By now, the reader of this column may also be sensing that it is a parody. USF did not ban the Pakistanis because they were similar to the Indians. USF banned a conservative group, Young Americans for Freedom (YAF), because it was similar to a libertarian group, Young Americans for Liberty. The analogy is a good one given the extent to which conservatives and libertarians often fight over important issues.

Fortunately, FIRE wrote USF President Judy Genshaft in October in order to explain (slowly) that YAF and Young Americans for Liberty are indeed different in terms of their ideology and stated goals. FIRE also explained that USF's policy is unconstitutional. Specifically, the policy gives administrators too much discretion to reject new student organizations. Such discretion fails the Supreme Court's 40-year old requirement that government representatives use "narrow, objective, and definite standards" when subjecting First Amendment rights to a permit system. See Shuttlesworth v. Birmingham (1969).
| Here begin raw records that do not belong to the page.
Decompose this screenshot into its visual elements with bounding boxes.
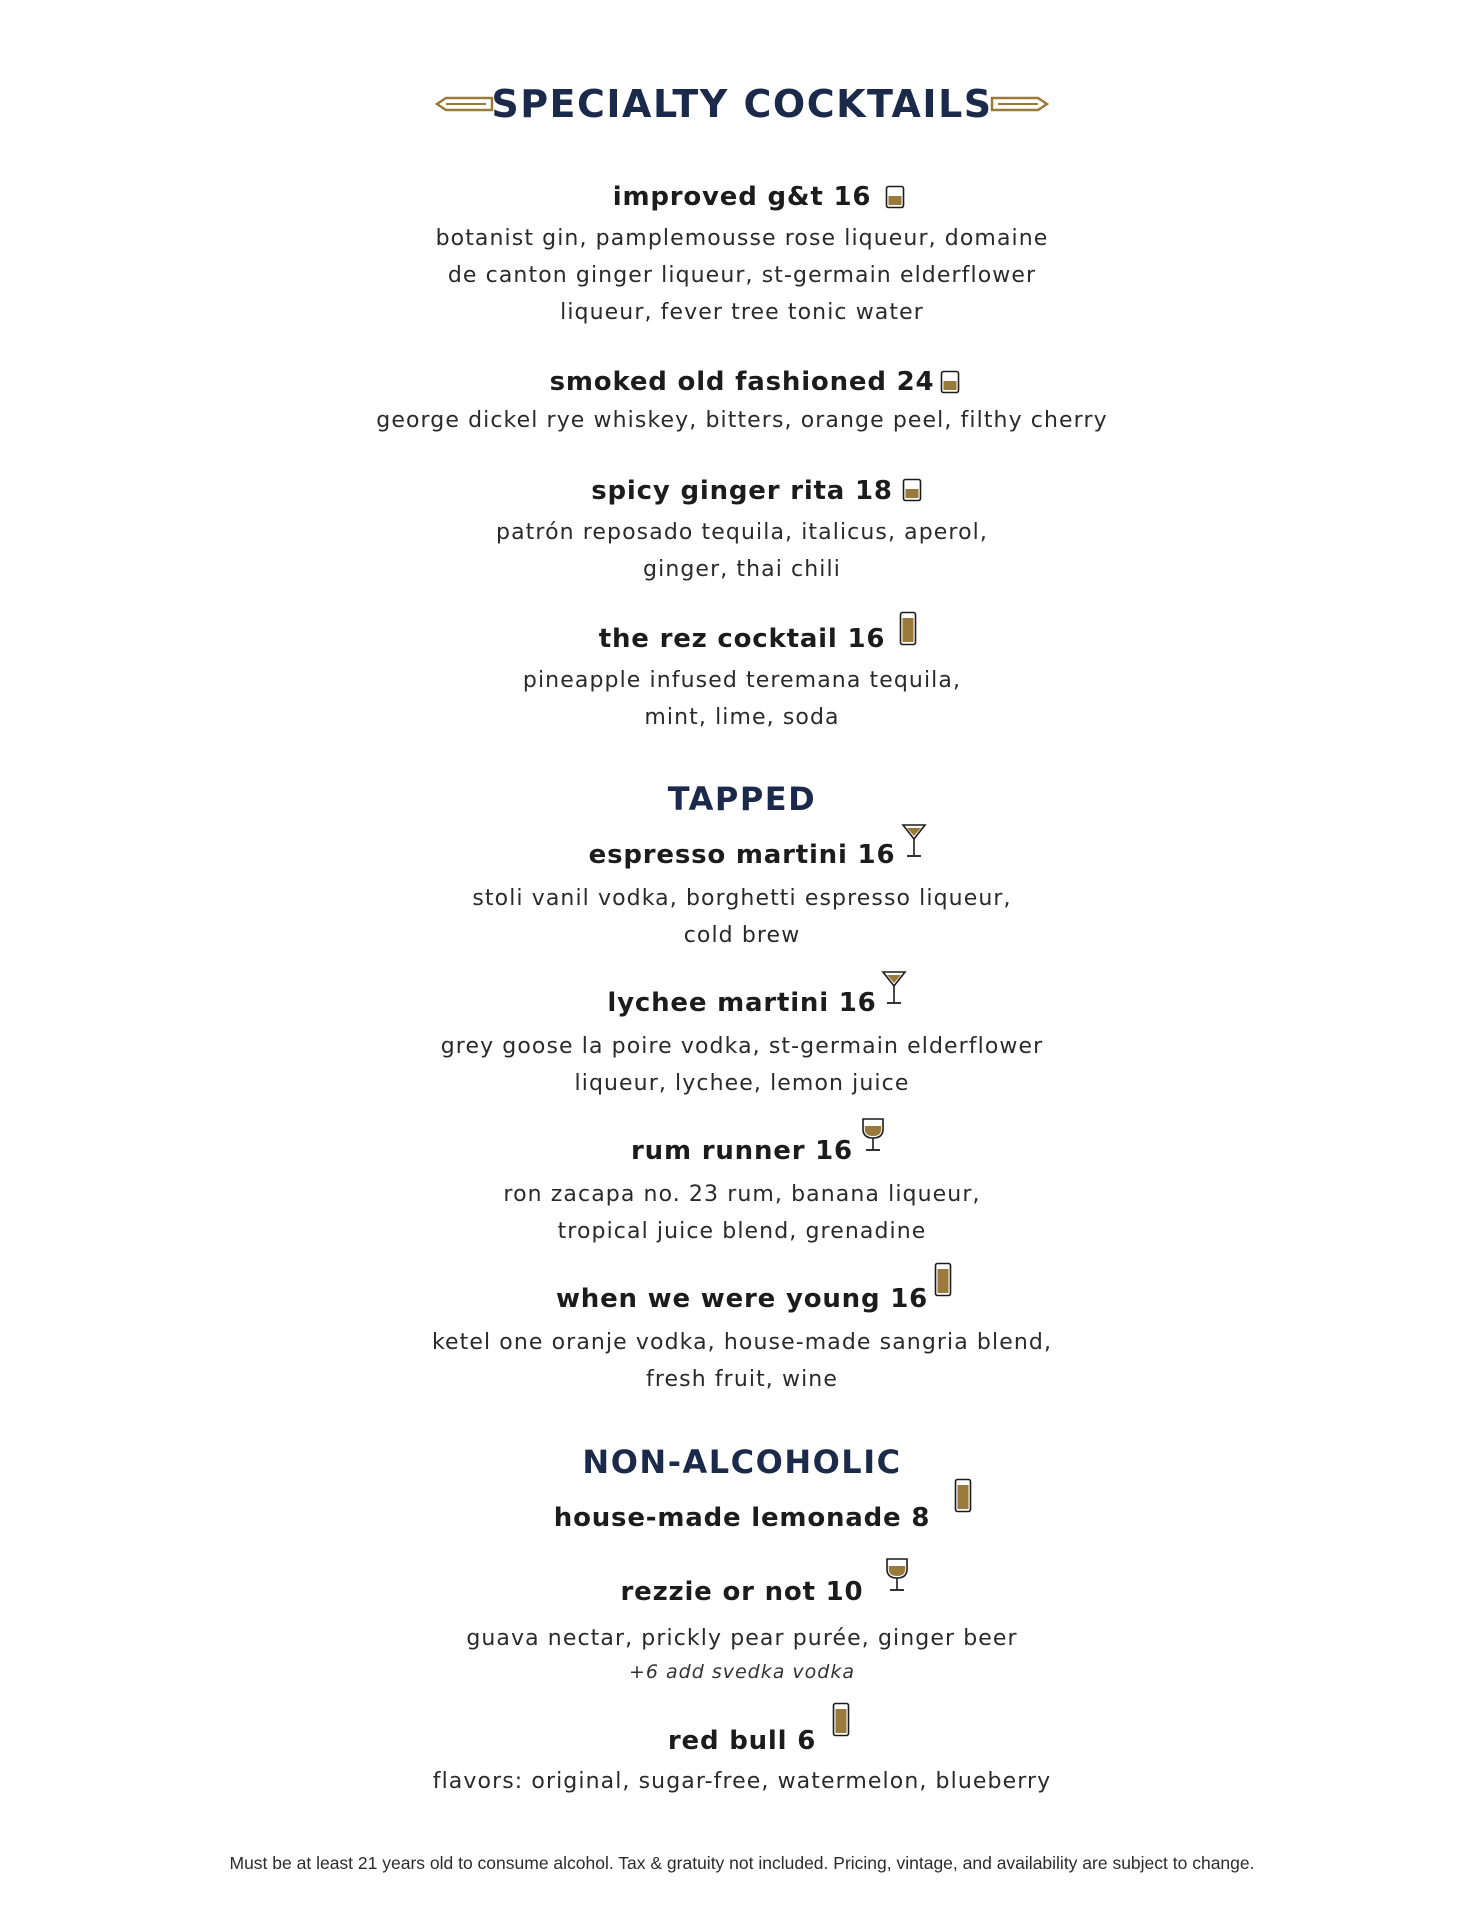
item-addon-note: +6 add svedka vodka — [628, 1661, 855, 1683]
martini-glass-icon — [901, 823, 927, 859]
item-description: stoli vanil vodka, borghetti espresso liqueur, cold brew — [472, 886, 1012, 948]
section-title-tapped: TAPPED — [667, 780, 817, 818]
item-name: rum runner 16 — [631, 1136, 853, 1166]
item-name: when we were young 16 — [555, 1284, 929, 1314]
highball-glass-icon — [832, 1702, 850, 1737]
item-description: grey goose la poire vodka, st-germain elderflower liqueur, lychee, lemon juice — [440, 1034, 1044, 1096]
highball-glass-icon — [954, 1478, 972, 1513]
item-name: spicy ginger rita 18 — [591, 476, 893, 506]
item-description: george dickel rye whiskey, bitters, orange peel, filthy cherry — [376, 408, 1108, 433]
section-title-specialty: SPECIALTY COCKTAILS — [491, 82, 993, 126]
item-description: ron zacapa no. 23 rum, banana liqueur, tropical juice blend, grenadine — [503, 1182, 981, 1244]
wine-glass-icon — [861, 1117, 885, 1153]
item-name: the rez cocktail 16 — [598, 624, 886, 654]
item-name: improved g&t 16 — [612, 182, 872, 212]
item-description: patrón reposado tequila, italicus, aperol, ginger, thai chili — [496, 520, 988, 582]
item-name: lychee martini 16 — [607, 988, 877, 1018]
martini-glass-icon — [881, 970, 907, 1006]
item-description: pineapple infused teremana tequila, mint, lime, soda — [522, 668, 962, 730]
highball-glass-icon — [934, 1262, 952, 1297]
item-description: botanist gin, pamplemousse rose liqueur, domaine de canton ginger liqueur, st-germain elderflower liqueur, fever tree tonic water — [435, 226, 1049, 325]
rocks-glass-icon — [940, 370, 960, 394]
item-name: smoked old fashioned 24 — [549, 367, 935, 397]
item-name: house-made lemonade 8 — [553, 1503, 931, 1533]
legal-disclaimer: Must be at least 21 years old to consume alcohol. Tax & gratuity not included. Pricing, vintage, and availability are subject to change. — [229, 1853, 1255, 1873]
wine-glass-icon — [885, 1557, 909, 1593]
item-description: ketel one oranje vodka, house-made sangria blend, fresh fruit, wine — [431, 1330, 1053, 1392]
rocks-glass-icon — [902, 478, 922, 502]
item-description: flavors: original, sugar-free, watermelon, blueberry — [432, 1769, 1052, 1794]
section-title-non-alcoholic: NON-ALCOHOLIC — [582, 1443, 902, 1481]
item-name: red bull 6 — [667, 1726, 817, 1756]
item-description: guava nectar, prickly pear purée, ginger beer — [466, 1626, 1018, 1651]
highball-glass-icon — [899, 611, 917, 646]
item-name: espresso martini 16 — [588, 840, 896, 870]
item-name: rezzie or not 10 — [620, 1577, 864, 1607]
ornament-right-icon — [988, 95, 1050, 113]
rocks-glass-icon — [885, 185, 905, 209]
The good news is that USF Dean of Students Kevin Banks has responded to FIRE. And he has provisionally recognized YAF pending approval of the group's constitution. The bad news is that USF has yet to revise its unconstitutional policy of preventing groups "with the same purpose/goals" from obtaining recognition.

FIRE Vice President of Programs Adam Kissel observed that, after the College Republicans, YAF is the largest and oldest conservative student organization in the United States. Given that fact, it seems a stretch to imagine that USF administrators really are ignorant and/or confused about how YAF differs from Young Americans for Liberty, which is only a couple of years old. After all, the folks who approve different student organizations should know something about how student organizations differ.

Maybe the great minds roaming the administrative halls of USF really failed to grasp the difference between these two groups. Maybe they still fail to grasp the larger differences between conservatives and libertarians. It is more likely, however, that USF administrators knew the groups were different from each other – and, more importantly, different from the administration. And because neither is liberal their collective campus influence had to be minimized.

The sad thing about all of this is that these administrators usually call themselves liberals. There used to be a difference between liberals and totalitarians. To be honest, I can’t tell the difference anymore.